The recent face-off in the United States between Apple and the Federal Bureau of Investigation over the privacy of information on Apple’s handsets highlights for B.C. employers the ever-present tug-of-war between privacy and security 

This tug-of-war extends into workplaces across British Columbia where an employer’s interest in managing its office and protecting its property, physical or electronic, bumps up against the interests of employees who wish to guard their privacy. 
 
This dilemma raises the following question: what is the state of the law in B.C with respect to privacy in the workplace? Here are three things every B.C. employer should know in this respect.
 
Firstly, the B.C. Privacy Commissioner has clearly recognized that employees have an expectation of privacy in the workplace. While the extent of this expectation of privacy continues to be defined, the notion of an expectation of privacy in the workplace is markedly different than what is the state of the law in other jurisdictions. In the U.S., for example, employees have no expectation of privacy in the workplace absent some contractual provision or, in the case of some federal employees, limited protections under the Constitution. 
 
Disposing of this expectation of privacy in BC is not as simple as merely introducing a workplace policy which states that employees have no expectation of privacy in the workplace – particularly when such a policy is not regularly enforced and employees are regularly permitted to make personal use of work computers or technology.
 
Secondly, applicable privacy laws in B.C., i.e. the Personal Information Protection Act for privacy sector organizations and the Freedom of Information and Protection of Privacy Act for public sector organizations, require that organizations give employees prior notice before collecting personal information
 
The prior notice must inform employees of the manner of information collection, the purpose for which the information is being collected and who employees can contact to request access to any of their personal information which has been collected. Moreover, how the personal information is subsequently used must be consistent with the stated purpose for which it was collected. What this means in practice is that employers should have policies in place to govern the collection of personal information.

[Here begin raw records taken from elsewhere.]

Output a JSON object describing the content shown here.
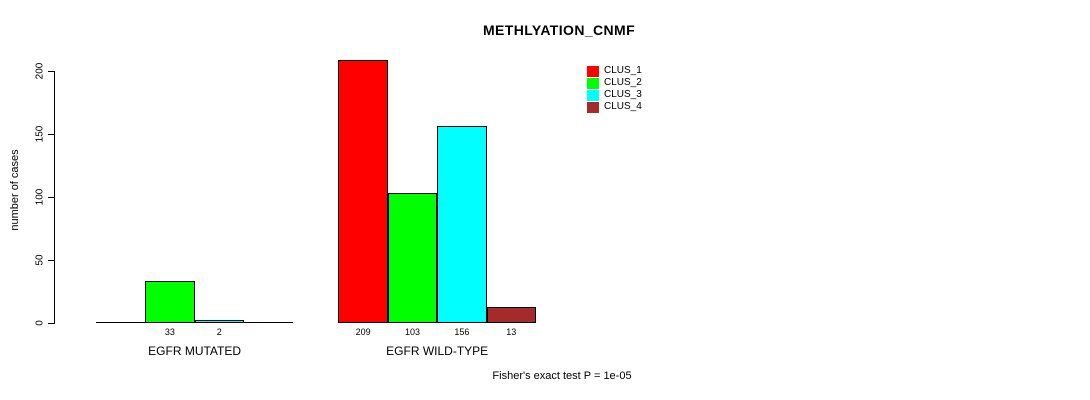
{
  "chart_data": {
    "type": "bar",
    "title": "METHLYATION_CNMF",
    "ylabel": "number of cases",
    "xlabel": "",
    "annotation": "Fisher's exact test P = 1e-05",
    "ylim": [
      0,
      200
    ],
    "yticks": [
      0,
      50,
      100,
      150,
      200
    ],
    "grid": false,
    "legend_position": "top-right",
    "bar_border_color": "#000000",
    "series": [
      {
        "name": "CLUS_1",
        "color": "#FF0000"
      },
      {
        "name": "CLUS_2",
        "color": "#00FF00"
      },
      {
        "name": "CLUS_3",
        "color": "#00FFFF"
      },
      {
        "name": "CLUS_4",
        "color": "#A52A2A"
      }
    ],
    "groups": [
      {
        "label": "EGFR MUTATED",
        "values": [
          0,
          33,
          2,
          0
        ]
      },
      {
        "label": "EGFR WILD-TYPE",
        "values": [
          209,
          103,
          156,
          13
        ]
      }
    ]
  }
}
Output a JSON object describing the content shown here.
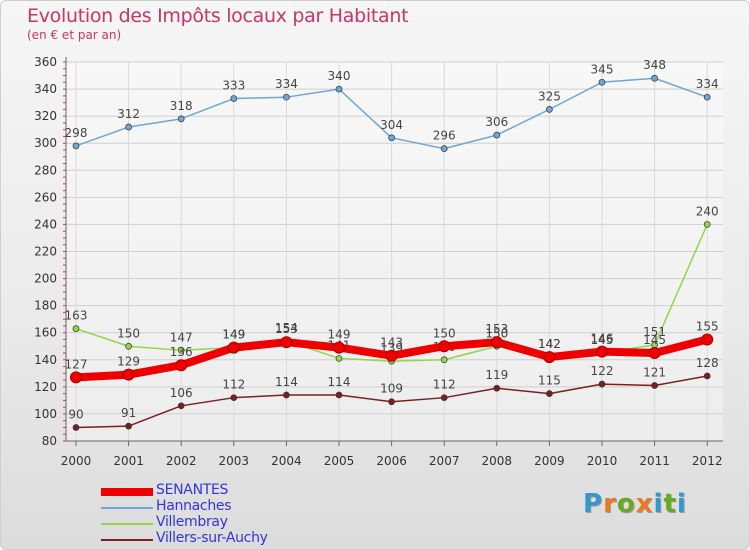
{
  "title": "Evolution des Impôts locaux par Habitant",
  "subtitle": "(en € et par an)",
  "logo": {
    "text": "Proxiti",
    "letters": [
      "P",
      "r",
      "o",
      "x",
      "i",
      "t",
      "i"
    ],
    "colors": [
      "#3399cc",
      "#ee7722",
      "#66aa22",
      "#ee7722",
      "#3399cc",
      "#66aa22",
      "#3399cc"
    ]
  },
  "chart_data": {
    "type": "line",
    "title": "Evolution des Impôts locaux par Habitant",
    "subtitle": "(en € et par an)",
    "xlabel": "",
    "ylabel": "",
    "ylim": [
      80,
      360
    ],
    "yticks": [
      80,
      100,
      120,
      140,
      160,
      180,
      200,
      220,
      240,
      260,
      280,
      300,
      320,
      340,
      360
    ],
    "x": [
      "2000",
      "2001",
      "2002",
      "2003",
      "2004",
      "2005",
      "2006",
      "2007",
      "2008",
      "2009",
      "2010",
      "2011",
      "2012"
    ],
    "series": [
      {
        "name": "Villers-sur-Auchy",
        "color": "#7a1f22",
        "width": 1.5,
        "values": [
          90,
          91,
          106,
          112,
          114,
          114,
          109,
          112,
          119,
          115,
          122,
          121,
          128
        ]
      },
      {
        "name": "Villembray",
        "color": "#8fd64a",
        "width": 1.5,
        "values": [
          163,
          150,
          147,
          149,
          154,
          141,
          139,
          140,
          150,
          142,
          145,
          151,
          240
        ]
      },
      {
        "name": "Hannaches",
        "color": "#6fa6d8",
        "width": 1.5,
        "values": [
          298,
          312,
          318,
          333,
          334,
          340,
          304,
          296,
          306,
          325,
          345,
          348,
          334
        ]
      },
      {
        "name": "SENANTES",
        "color": "#ee0000",
        "width": 8,
        "values": [
          127,
          129,
          136,
          149,
          153,
          149,
          143,
          150,
          153,
          142,
          146,
          145,
          155
        ]
      }
    ],
    "legend": [
      "SENANTES",
      "Hannaches",
      "Villembray",
      "Villers-sur-Auchy"
    ]
  }
}
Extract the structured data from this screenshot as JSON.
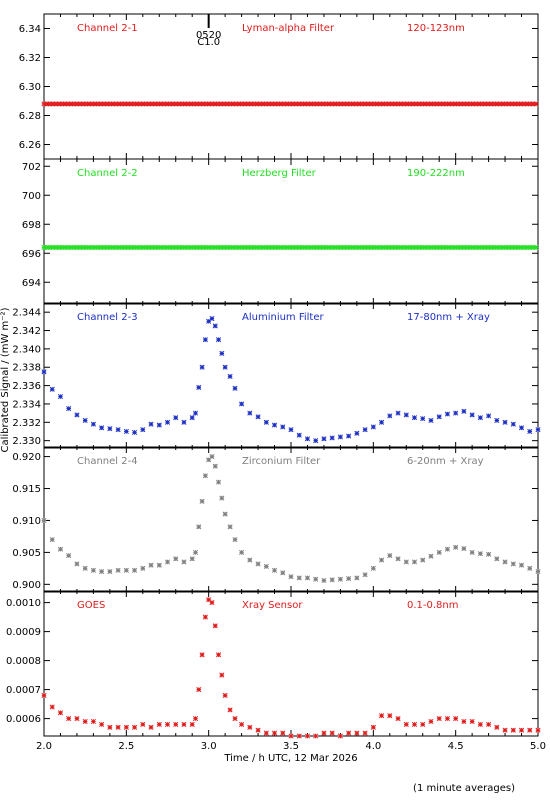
{
  "figure": {
    "xlabel": "Time / h UTC, 12 Mar 2026",
    "ylabel": "Calibrated Signal / (mW m⁻²)",
    "footnote": "(1 minute averages)",
    "marker_label": "0520 C1.0"
  },
  "chart_data": [
    {
      "type": "scatter",
      "title": "Channel 2-1",
      "center_label": "Lyman-alpha Filter",
      "right_label": "120-123nm",
      "color": "#e11b1b",
      "xlim": [
        2.0,
        5.0
      ],
      "ylim": [
        6.25,
        6.35
      ],
      "xticks": [
        2.0,
        2.5,
        3.0,
        3.5,
        4.0,
        4.5,
        5.0
      ],
      "yticks": [
        6.26,
        6.28,
        6.3,
        6.32,
        6.34
      ],
      "ytick_labels": [
        "6.26",
        "6.28",
        "6.30",
        "6.32",
        "6.34"
      ],
      "series": [
        {
          "x": [
            2.0,
            5.0
          ],
          "y": [
            6.288,
            6.288
          ],
          "style": "dense"
        }
      ]
    },
    {
      "type": "scatter",
      "title": "Channel 2-2",
      "center_label": "Herzberg Filter",
      "right_label": "190-222nm",
      "color": "#22e022",
      "xlim": [
        2.0,
        5.0
      ],
      "ylim": [
        692.5,
        702.5
      ],
      "xticks": [
        2.0,
        2.5,
        3.0,
        3.5,
        4.0,
        4.5,
        5.0
      ],
      "yticks": [
        694,
        696,
        698,
        700,
        702
      ],
      "ytick_labels": [
        "694",
        "696",
        "698",
        "700",
        "702"
      ],
      "series": [
        {
          "x": [
            2.0,
            5.0
          ],
          "y": [
            696.4,
            696.4
          ],
          "style": "dense"
        }
      ]
    },
    {
      "type": "scatter",
      "title": "Channel 2-3",
      "center_label": "Aluminium Filter",
      "right_label": "17-80nm + Xray",
      "color": "#1c2fc4",
      "xlim": [
        2.0,
        5.0
      ],
      "ylim": [
        2.3292,
        2.345
      ],
      "xticks": [
        2.0,
        2.5,
        3.0,
        3.5,
        4.0,
        4.5,
        5.0
      ],
      "yticks": [
        2.33,
        2.332,
        2.334,
        2.336,
        2.338,
        2.34,
        2.342,
        2.344
      ],
      "ytick_labels": [
        "2.330",
        "2.332",
        "2.334",
        "2.336",
        "2.338",
        "2.340",
        "2.342",
        "2.344"
      ],
      "series": [
        {
          "x": [
            2.0,
            2.05,
            2.1,
            2.15,
            2.2,
            2.25,
            2.3,
            2.35,
            2.4,
            2.45,
            2.5,
            2.55,
            2.6,
            2.65,
            2.7,
            2.75,
            2.8,
            2.85,
            2.9,
            2.92,
            2.94,
            2.96,
            2.98,
            3.0,
            3.02,
            3.04,
            3.06,
            3.08,
            3.1,
            3.13,
            3.16,
            3.2,
            3.25,
            3.3,
            3.35,
            3.4,
            3.45,
            3.5,
            3.55,
            3.6,
            3.65,
            3.7,
            3.75,
            3.8,
            3.85,
            3.9,
            3.95,
            4.0,
            4.05,
            4.1,
            4.15,
            4.2,
            4.25,
            4.3,
            4.35,
            4.4,
            4.45,
            4.5,
            4.55,
            4.6,
            4.65,
            4.7,
            4.75,
            4.8,
            4.85,
            4.9,
            4.95,
            5.0
          ],
          "y": [
            2.3375,
            2.3356,
            2.3348,
            2.3335,
            2.3328,
            2.3322,
            2.3318,
            2.3314,
            2.3313,
            2.3312,
            2.331,
            2.3309,
            2.3312,
            2.3318,
            2.3317,
            2.332,
            2.3325,
            2.332,
            2.3325,
            2.333,
            2.3358,
            2.338,
            2.341,
            2.343,
            2.3433,
            2.3425,
            2.341,
            2.3395,
            2.338,
            2.337,
            2.3357,
            2.334,
            2.333,
            2.3326,
            2.332,
            2.3317,
            2.3315,
            2.3312,
            2.3306,
            2.3302,
            2.33,
            2.3302,
            2.3303,
            2.3304,
            2.3305,
            2.3308,
            2.3312,
            2.3315,
            2.332,
            2.3327,
            2.333,
            2.3328,
            2.3325,
            2.3324,
            2.3322,
            2.3326,
            2.3329,
            2.333,
            2.3332,
            2.3328,
            2.3325,
            2.3327,
            2.3322,
            2.332,
            2.3318,
            2.3314,
            2.331,
            2.3312
          ]
        }
      ]
    },
    {
      "type": "scatter",
      "title": "Channel 2-4",
      "center_label": "Zirconium Filter",
      "right_label": "6-20nm + Xray",
      "color": "#808080",
      "xlim": [
        2.0,
        5.0
      ],
      "ylim": [
        0.8988,
        0.9215
      ],
      "xticks": [
        2.0,
        2.5,
        3.0,
        3.5,
        4.0,
        4.5,
        5.0
      ],
      "yticks": [
        0.9,
        0.905,
        0.91,
        0.915,
        0.92
      ],
      "ytick_labels": [
        "0.900",
        "0.905",
        "0.910",
        "0.915",
        "0.920"
      ],
      "series": [
        {
          "x": [
            2.0,
            2.05,
            2.1,
            2.15,
            2.2,
            2.25,
            2.3,
            2.35,
            2.4,
            2.45,
            2.5,
            2.55,
            2.6,
            2.65,
            2.7,
            2.75,
            2.8,
            2.85,
            2.9,
            2.92,
            2.94,
            2.96,
            2.98,
            3.0,
            3.02,
            3.04,
            3.06,
            3.08,
            3.1,
            3.13,
            3.16,
            3.2,
            3.25,
            3.3,
            3.35,
            3.4,
            3.45,
            3.5,
            3.55,
            3.6,
            3.65,
            3.7,
            3.75,
            3.8,
            3.85,
            3.9,
            3.95,
            4.0,
            4.05,
            4.1,
            4.15,
            4.2,
            4.25,
            4.3,
            4.35,
            4.4,
            4.45,
            4.5,
            4.55,
            4.6,
            4.65,
            4.7,
            4.75,
            4.8,
            4.85,
            4.9,
            4.95,
            5.0
          ],
          "y": [
            0.91,
            0.907,
            0.9055,
            0.9045,
            0.9032,
            0.9025,
            0.9022,
            0.902,
            0.902,
            0.9022,
            0.9022,
            0.9022,
            0.9025,
            0.903,
            0.903,
            0.9035,
            0.904,
            0.9035,
            0.904,
            0.905,
            0.909,
            0.913,
            0.917,
            0.9195,
            0.92,
            0.9185,
            0.916,
            0.9135,
            0.911,
            0.909,
            0.907,
            0.905,
            0.9038,
            0.9032,
            0.9028,
            0.9022,
            0.9018,
            0.9012,
            0.901,
            0.901,
            0.9008,
            0.9006,
            0.9007,
            0.9008,
            0.9009,
            0.901,
            0.9015,
            0.9025,
            0.9038,
            0.9045,
            0.904,
            0.9035,
            0.9035,
            0.9038,
            0.9044,
            0.905,
            0.9055,
            0.9058,
            0.9056,
            0.905,
            0.9048,
            0.9047,
            0.904,
            0.9035,
            0.9032,
            0.903,
            0.9025,
            0.902
          ]
        }
      ]
    },
    {
      "type": "scatter",
      "title": "GOES",
      "center_label": "Xray Sensor",
      "right_label": "0.1-0.8nm",
      "color": "#e11b1b",
      "xlim": [
        2.0,
        5.0
      ],
      "ylim": [
        0.00054,
        0.00104
      ],
      "xticks": [
        2.0,
        2.5,
        3.0,
        3.5,
        4.0,
        4.5,
        5.0
      ],
      "xtick_labels": [
        "2.0",
        "2.5",
        "3.0",
        "3.5",
        "4.0",
        "4.5",
        "5.0"
      ],
      "yticks": [
        0.0006,
        0.0007,
        0.0008,
        0.0009,
        0.001
      ],
      "ytick_labels": [
        "0.0006",
        "0.0007",
        "0.0008",
        "0.0009",
        "0.0010"
      ],
      "series": [
        {
          "x": [
            2.0,
            2.05,
            2.1,
            2.15,
            2.2,
            2.25,
            2.3,
            2.35,
            2.4,
            2.45,
            2.5,
            2.55,
            2.6,
            2.65,
            2.7,
            2.75,
            2.8,
            2.85,
            2.9,
            2.92,
            2.94,
            2.96,
            2.98,
            3.0,
            3.02,
            3.04,
            3.06,
            3.08,
            3.1,
            3.13,
            3.16,
            3.2,
            3.25,
            3.3,
            3.35,
            3.4,
            3.45,
            3.5,
            3.55,
            3.6,
            3.65,
            3.7,
            3.75,
            3.8,
            3.85,
            3.9,
            3.95,
            4.0,
            4.05,
            4.1,
            4.15,
            4.2,
            4.25,
            4.3,
            4.35,
            4.4,
            4.45,
            4.5,
            4.55,
            4.6,
            4.65,
            4.7,
            4.75,
            4.8,
            4.85,
            4.9,
            4.95,
            5.0
          ],
          "y": [
            0.00068,
            0.00064,
            0.00062,
            0.0006,
            0.0006,
            0.00059,
            0.00059,
            0.00058,
            0.00057,
            0.00057,
            0.00057,
            0.00057,
            0.00058,
            0.00057,
            0.00058,
            0.00058,
            0.00058,
            0.00058,
            0.00058,
            0.0006,
            0.0007,
            0.00082,
            0.00095,
            0.00101,
            0.001,
            0.00092,
            0.00082,
            0.00075,
            0.00068,
            0.00063,
            0.0006,
            0.00058,
            0.00057,
            0.00056,
            0.00055,
            0.00055,
            0.00055,
            0.00054,
            0.00054,
            0.00054,
            0.00054,
            0.00055,
            0.00055,
            0.00054,
            0.00055,
            0.00055,
            0.00055,
            0.00057,
            0.00061,
            0.00061,
            0.0006,
            0.00058,
            0.00058,
            0.00058,
            0.00059,
            0.0006,
            0.0006,
            0.0006,
            0.00059,
            0.00059,
            0.00058,
            0.00058,
            0.00057,
            0.00056,
            0.00056,
            0.00056,
            0.00056,
            0.00056
          ]
        }
      ]
    }
  ]
}
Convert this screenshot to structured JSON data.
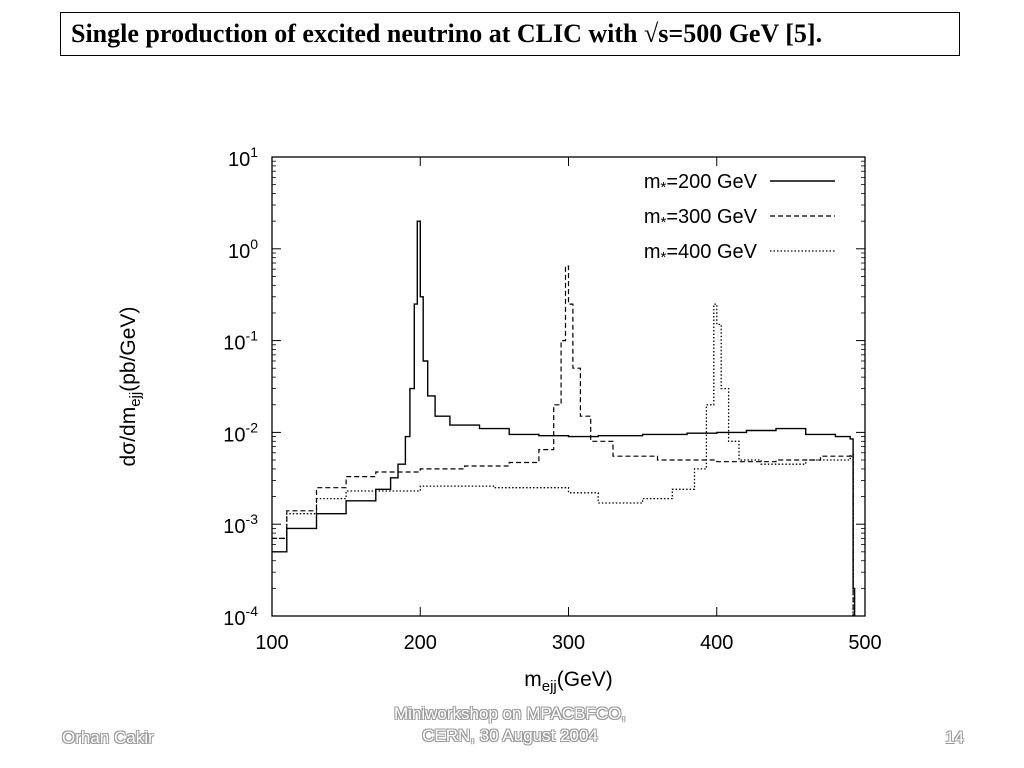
{
  "slide": {
    "title": "Single production of excited neutrino at CLIC with √s=500 GeV [5].",
    "footer_left": "Orhan Cakir",
    "footer_center_line1": "Miniworkshop on MPACBFCO,",
    "footer_center_line2": "CERN, 30 August 2004",
    "page_number": "14"
  },
  "chart_data": {
    "type": "line",
    "xlabel": "m_ejj(GeV)",
    "ylabel": "dσ/dm_ejj(pb/GeV)",
    "xlim": [
      100,
      500
    ],
    "ylim": [
      0.0001,
      10
    ],
    "yscale": "log",
    "x_ticks": [
      "100",
      "200",
      "300",
      "400",
      "500"
    ],
    "y_ticks": [
      "10^1",
      "10^0",
      "10^-1",
      "10^-2",
      "10^-3",
      "10^-4"
    ],
    "legend_position": "top-right",
    "series": [
      {
        "name": "m*=200 GeV",
        "style": "solid",
        "x": [
          100,
          110,
          130,
          150,
          170,
          180,
          185,
          190,
          193,
          196,
          198,
          200,
          202,
          205,
          210,
          220,
          240,
          260,
          280,
          300,
          320,
          350,
          380,
          400,
          420,
          440,
          460,
          480,
          490,
          492,
          493
        ],
        "y": [
          0.0005,
          0.0009,
          0.0013,
          0.0018,
          0.0024,
          0.0032,
          0.0045,
          0.009,
          0.03,
          0.25,
          2.0,
          0.3,
          0.06,
          0.025,
          0.015,
          0.012,
          0.011,
          0.0095,
          0.0092,
          0.009,
          0.0092,
          0.0095,
          0.0098,
          0.01,
          0.0105,
          0.011,
          0.0095,
          0.009,
          0.0085,
          0.0002,
          0.0001
        ]
      },
      {
        "name": "m*=300 GeV",
        "style": "dashed",
        "x": [
          100,
          110,
          130,
          150,
          170,
          200,
          230,
          260,
          280,
          290,
          295,
          298,
          300,
          303,
          308,
          315,
          330,
          360,
          400,
          440,
          470,
          490,
          492
        ],
        "y": [
          0.0007,
          0.0014,
          0.0025,
          0.0033,
          0.0037,
          0.004,
          0.0043,
          0.0047,
          0.0065,
          0.02,
          0.1,
          0.65,
          0.25,
          0.05,
          0.015,
          0.008,
          0.0055,
          0.005,
          0.0048,
          0.005,
          0.0055,
          0.0058,
          0.0001
        ]
      },
      {
        "name": "m*=400 GeV",
        "style": "dotted",
        "x": [
          100,
          110,
          130,
          150,
          200,
          250,
          300,
          320,
          350,
          370,
          385,
          393,
          398,
          400,
          403,
          408,
          415,
          430,
          460,
          490,
          492
        ],
        "y": [
          0.0007,
          0.0013,
          0.0019,
          0.0023,
          0.0026,
          0.0025,
          0.0022,
          0.0017,
          0.0019,
          0.0024,
          0.004,
          0.02,
          0.25,
          0.15,
          0.03,
          0.008,
          0.005,
          0.0045,
          0.005,
          0.0055,
          0.0001
        ]
      }
    ]
  }
}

Examples of the collection of personal information include images obtained through video surveillance, records of computer use gathered with monitoring software or the location of company vehicles determined with the assistance of GPS tracking. 
 
Thirdly, the collection of personal information should be carried out in a reasonable manner that minimizes the intrusion on privacy. For example, the Commissioner has held that the continuous, real-time collection of an employee’s computer use will generally not be reasonable. Similarly, the covert collection of personal information (consider, for instance, covert video surveillance) may be considered unreasonable and will be permissible only as a last resort after less intrusive measures have been exhausted.